Compute area under density estimation curve, i.e., probability

Eric picture Eric · Nov 28, 2016 · Viewed 8k times · Source

I have a density estimate (using density function) for my data learningTime (see figure below), and I need to find probability Pr(learningTime > c), i.e., the the area under density curve from a given number c (the red vertical line) to the end of curve. Any idea?

enter image description here

Answer

李哲源 picture 李哲源 · Nov 28, 2016

Computing areas under a density estimation curve is not a difficult job. Here is a reproducible example.

Suppose we have some observed data x that are, for simplicity, normally distributed:

set.seed(0)
x <- rnorm(1000)

We perform a density estimation (with some customization, see ?density):

d <- density.default(x, n = 512, cut = 3)
str(d)
#    List of 7
# $ x        : num [1:512] -3.91 -3.9 -3.88 -3.87 -3.85 ...
# $ y        : num [1:512] 2.23e-05 2.74e-05 3.35e-05 4.07e-05 4.93e-05 ...
# ... truncated ...

We want to compute the area under the curve to the right of x = 1:

plot(d); abline(v = 1, col = 2)

Mathematically this is an numerical integration of the estimated density curve on [1, Inf].

The estimated density curve is stored in discrete format in d$x and d$y:

xx <- d$x  ## 512 evenly spaced points on [min(x) - 3 * d$bw, max(x) + 3 * d$bw]
dx <- xx[2L] - xx[1L]  ## spacing / bin size
yy <- d$y  ## 512 density values for `xx`

There are two methods for the numerical integration.

method 1: Riemann Sum

The area under the estimated density curve is:

C <- sum(yy) * dx  ## sum(yy * dx)
# [1] 1.000976

Since Riemann Sum is only an approximation, this deviates from 1 (total probability) a little bit.
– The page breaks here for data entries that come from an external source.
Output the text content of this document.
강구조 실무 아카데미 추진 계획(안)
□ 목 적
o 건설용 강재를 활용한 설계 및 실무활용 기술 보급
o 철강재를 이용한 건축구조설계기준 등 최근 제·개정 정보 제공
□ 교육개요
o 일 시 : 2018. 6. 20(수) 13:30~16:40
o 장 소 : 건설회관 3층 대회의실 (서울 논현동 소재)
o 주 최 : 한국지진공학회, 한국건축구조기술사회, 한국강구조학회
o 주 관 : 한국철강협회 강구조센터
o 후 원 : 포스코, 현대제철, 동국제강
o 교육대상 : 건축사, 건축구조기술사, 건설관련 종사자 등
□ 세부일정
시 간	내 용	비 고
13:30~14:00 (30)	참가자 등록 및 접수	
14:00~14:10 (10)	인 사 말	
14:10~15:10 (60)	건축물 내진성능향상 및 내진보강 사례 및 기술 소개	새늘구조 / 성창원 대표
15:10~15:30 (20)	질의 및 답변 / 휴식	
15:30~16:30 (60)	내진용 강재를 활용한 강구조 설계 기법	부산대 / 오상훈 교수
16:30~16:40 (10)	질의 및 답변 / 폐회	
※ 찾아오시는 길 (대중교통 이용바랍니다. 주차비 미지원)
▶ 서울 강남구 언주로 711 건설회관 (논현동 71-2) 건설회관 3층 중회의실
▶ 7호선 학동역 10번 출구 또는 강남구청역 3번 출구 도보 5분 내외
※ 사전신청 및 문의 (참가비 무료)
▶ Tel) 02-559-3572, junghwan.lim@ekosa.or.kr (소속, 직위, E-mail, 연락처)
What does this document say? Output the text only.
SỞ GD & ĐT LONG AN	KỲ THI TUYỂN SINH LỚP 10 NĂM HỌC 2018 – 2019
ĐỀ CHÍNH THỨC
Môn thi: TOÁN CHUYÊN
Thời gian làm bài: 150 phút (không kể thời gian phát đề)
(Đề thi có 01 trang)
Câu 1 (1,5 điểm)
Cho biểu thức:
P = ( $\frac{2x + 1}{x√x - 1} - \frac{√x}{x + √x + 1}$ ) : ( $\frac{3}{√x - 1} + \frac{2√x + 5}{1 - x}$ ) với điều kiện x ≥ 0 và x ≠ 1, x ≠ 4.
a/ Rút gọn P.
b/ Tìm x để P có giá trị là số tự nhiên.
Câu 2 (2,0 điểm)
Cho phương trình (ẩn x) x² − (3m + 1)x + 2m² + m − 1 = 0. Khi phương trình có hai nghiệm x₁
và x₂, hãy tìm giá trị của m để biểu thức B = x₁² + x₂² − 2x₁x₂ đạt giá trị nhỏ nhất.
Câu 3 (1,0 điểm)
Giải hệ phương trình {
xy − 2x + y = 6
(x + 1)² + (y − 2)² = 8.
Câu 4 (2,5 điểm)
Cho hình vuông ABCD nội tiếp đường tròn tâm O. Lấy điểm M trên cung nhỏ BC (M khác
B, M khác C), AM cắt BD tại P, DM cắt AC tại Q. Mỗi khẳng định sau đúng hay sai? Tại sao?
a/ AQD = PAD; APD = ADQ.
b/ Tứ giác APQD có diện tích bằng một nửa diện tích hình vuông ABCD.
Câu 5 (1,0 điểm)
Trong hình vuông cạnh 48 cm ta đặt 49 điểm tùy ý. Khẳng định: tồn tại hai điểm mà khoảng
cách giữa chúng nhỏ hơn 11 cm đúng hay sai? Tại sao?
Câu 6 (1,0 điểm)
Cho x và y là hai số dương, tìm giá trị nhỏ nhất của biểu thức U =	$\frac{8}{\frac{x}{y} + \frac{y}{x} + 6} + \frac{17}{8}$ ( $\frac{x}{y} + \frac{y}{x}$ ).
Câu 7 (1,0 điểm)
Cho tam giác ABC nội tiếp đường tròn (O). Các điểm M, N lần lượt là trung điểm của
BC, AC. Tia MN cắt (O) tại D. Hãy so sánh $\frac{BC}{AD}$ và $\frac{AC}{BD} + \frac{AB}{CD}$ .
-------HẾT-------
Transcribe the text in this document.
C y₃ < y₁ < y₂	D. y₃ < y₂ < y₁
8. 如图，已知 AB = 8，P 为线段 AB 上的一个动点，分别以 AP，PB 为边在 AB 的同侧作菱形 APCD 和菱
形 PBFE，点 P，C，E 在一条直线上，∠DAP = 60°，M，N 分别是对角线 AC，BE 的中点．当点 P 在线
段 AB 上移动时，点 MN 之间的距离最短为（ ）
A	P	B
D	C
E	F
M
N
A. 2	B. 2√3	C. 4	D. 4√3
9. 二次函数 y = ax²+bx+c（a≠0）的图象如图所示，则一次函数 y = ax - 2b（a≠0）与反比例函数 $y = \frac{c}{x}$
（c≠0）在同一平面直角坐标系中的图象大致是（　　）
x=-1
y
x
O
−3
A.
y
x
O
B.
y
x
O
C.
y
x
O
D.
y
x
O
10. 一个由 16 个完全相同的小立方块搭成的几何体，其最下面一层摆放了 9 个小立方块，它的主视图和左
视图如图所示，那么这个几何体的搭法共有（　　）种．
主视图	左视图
We call this C value a "normalizing constant".

Numerical integration on [1, Inf] can be approximated by

p.unscaled <- sum(yy[xx >= 1]) * dx
# [1] 0.1691366

which should be further scaled it by C for a proper probability estimation:

p.scaled <- p.unscaled / C
# [1] 0.1689718

Since the true density of our simulated x is know, we can compare this estimate with the true value:

pnorm(x0, lower.tail = FALSE)
# [1] 0.1586553

which is fairly close.

method 2: trapezoidal rule

We do a linear interpolation of (xx, yy) and apply numerical integration on this linear interpolant.

f <- approxfun(xx, yy)
C <- integrate(f, min(xx), max(xx))$value
p.unscaled <- integrate(f, 1, max(xx))$value
p.scaled <- p.unscaled / C
#[1] 0.1687369

Regarding Robin's answer

The answer is legitimate but probably cheating. OP's question starts with a density estimation but the answer bypasses it altogether. If this is allowed, why not simply do the following?

set.seed(0)
x <- rnorm(1000)
mean(x > 1)
#[1] 0.163